3.1 Research Report

Content Knowledge: Benchmarking LLM Mastery of K-12 Subject Matter

Benchmarks measuring mastery of subject-matter content (STEM, humanities, etc.).

How this was produced: We identified high-relevance papers (scored ≥7/10) classified under this category, extracted key sections (abstract, introduction, results, discussion, conclusions) from each, then used Claude to synthesise findings into a structured analysis. The report below reflects what the research covers — and what it doesn't.

View benchmarks

Content knowledge — the ability of large language models (LLMs) to demonstrate mastery of K-12 subject matter across science, mathematics, humanities, and languages — is the most extensively benchmarked dimension of AI in education. Our analysis covers 211 papers spanning a remarkable breadth of evaluation approaches, from static standardised test performance to adaptive intelligent tutoring systems that track student knowledge over time. The field has produced an impressive infrastructure of benchmarks, datasets, and evaluation frameworks. Yet a striking paradox emerges: models that excel at solving problems consistently fail at teaching them, and high accuracy on standard benchmarks frequently masks reliance on shallow heuristics rather than genuine understanding.
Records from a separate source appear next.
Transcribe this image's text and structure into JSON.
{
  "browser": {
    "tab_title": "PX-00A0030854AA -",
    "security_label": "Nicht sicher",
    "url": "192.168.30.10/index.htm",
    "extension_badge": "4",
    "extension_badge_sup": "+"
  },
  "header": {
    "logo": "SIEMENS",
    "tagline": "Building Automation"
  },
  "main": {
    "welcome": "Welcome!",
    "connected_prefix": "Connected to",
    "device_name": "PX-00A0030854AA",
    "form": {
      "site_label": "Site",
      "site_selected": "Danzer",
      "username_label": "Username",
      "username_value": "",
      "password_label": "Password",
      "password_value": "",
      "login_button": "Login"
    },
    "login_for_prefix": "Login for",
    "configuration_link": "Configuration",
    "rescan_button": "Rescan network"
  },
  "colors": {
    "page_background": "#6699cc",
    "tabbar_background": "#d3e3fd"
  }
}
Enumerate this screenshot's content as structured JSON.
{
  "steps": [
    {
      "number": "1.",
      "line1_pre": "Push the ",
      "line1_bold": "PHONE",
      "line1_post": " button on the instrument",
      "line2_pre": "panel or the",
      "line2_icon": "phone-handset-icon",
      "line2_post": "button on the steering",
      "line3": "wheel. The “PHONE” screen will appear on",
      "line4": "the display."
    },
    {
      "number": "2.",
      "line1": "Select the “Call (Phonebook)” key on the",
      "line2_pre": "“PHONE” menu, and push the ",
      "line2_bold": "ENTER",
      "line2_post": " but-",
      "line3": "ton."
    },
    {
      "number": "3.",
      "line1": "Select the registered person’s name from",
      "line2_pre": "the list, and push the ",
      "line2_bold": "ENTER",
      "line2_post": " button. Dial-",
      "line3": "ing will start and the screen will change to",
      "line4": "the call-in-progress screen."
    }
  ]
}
The numbers tell a compelling story of both capability and limitation. GPT-4o — which was among the leading commercial models during the period covered by most of these studies — achieves only 31% accuracy on the MM-MATH multimodal mathematics benchmark, compared to 82% human performance. Models experience accuracy drops of up to 20% when problems are only slightly rephrased in the GSM-PLUS robustness benchmark. On the TutorBench evaluation of tutoring quality, no frontier LLM exceeds 56% overall performance, and all achieve less than 60% on criteria related to guiding, diagnosing, and supporting students. These findings carry significant implications for deployment in low- and middle-income countries (LMICs), where the promise of AI-EdTech as a scalable complement to limited teaching capacity depends on the technology doing more than simply producing correct answers.

Methodologically, the papers cluster around three approaches: static benchmark evaluation using existing K-12 test datasets, intelligent tutoring systems that assess content knowledge through dialogue and problem-solving, and adaptive learning platforms that track knowledge states over time. A dominant trend is the creation of large-scale, hierarchical datasets — such as the STEM benchmark (448 skills, over 1 million questions), CMMaTH (23,000 Chinese multimodal maths problems), and MDK12-Bench (141,000 multimodal exam instances) — that systematically organise questions by grade level, difficulty, and cognitive taxonomy. However, the overwhelming focus remains on evaluating what AI systems can do rather than measuring what students actually learn when using them.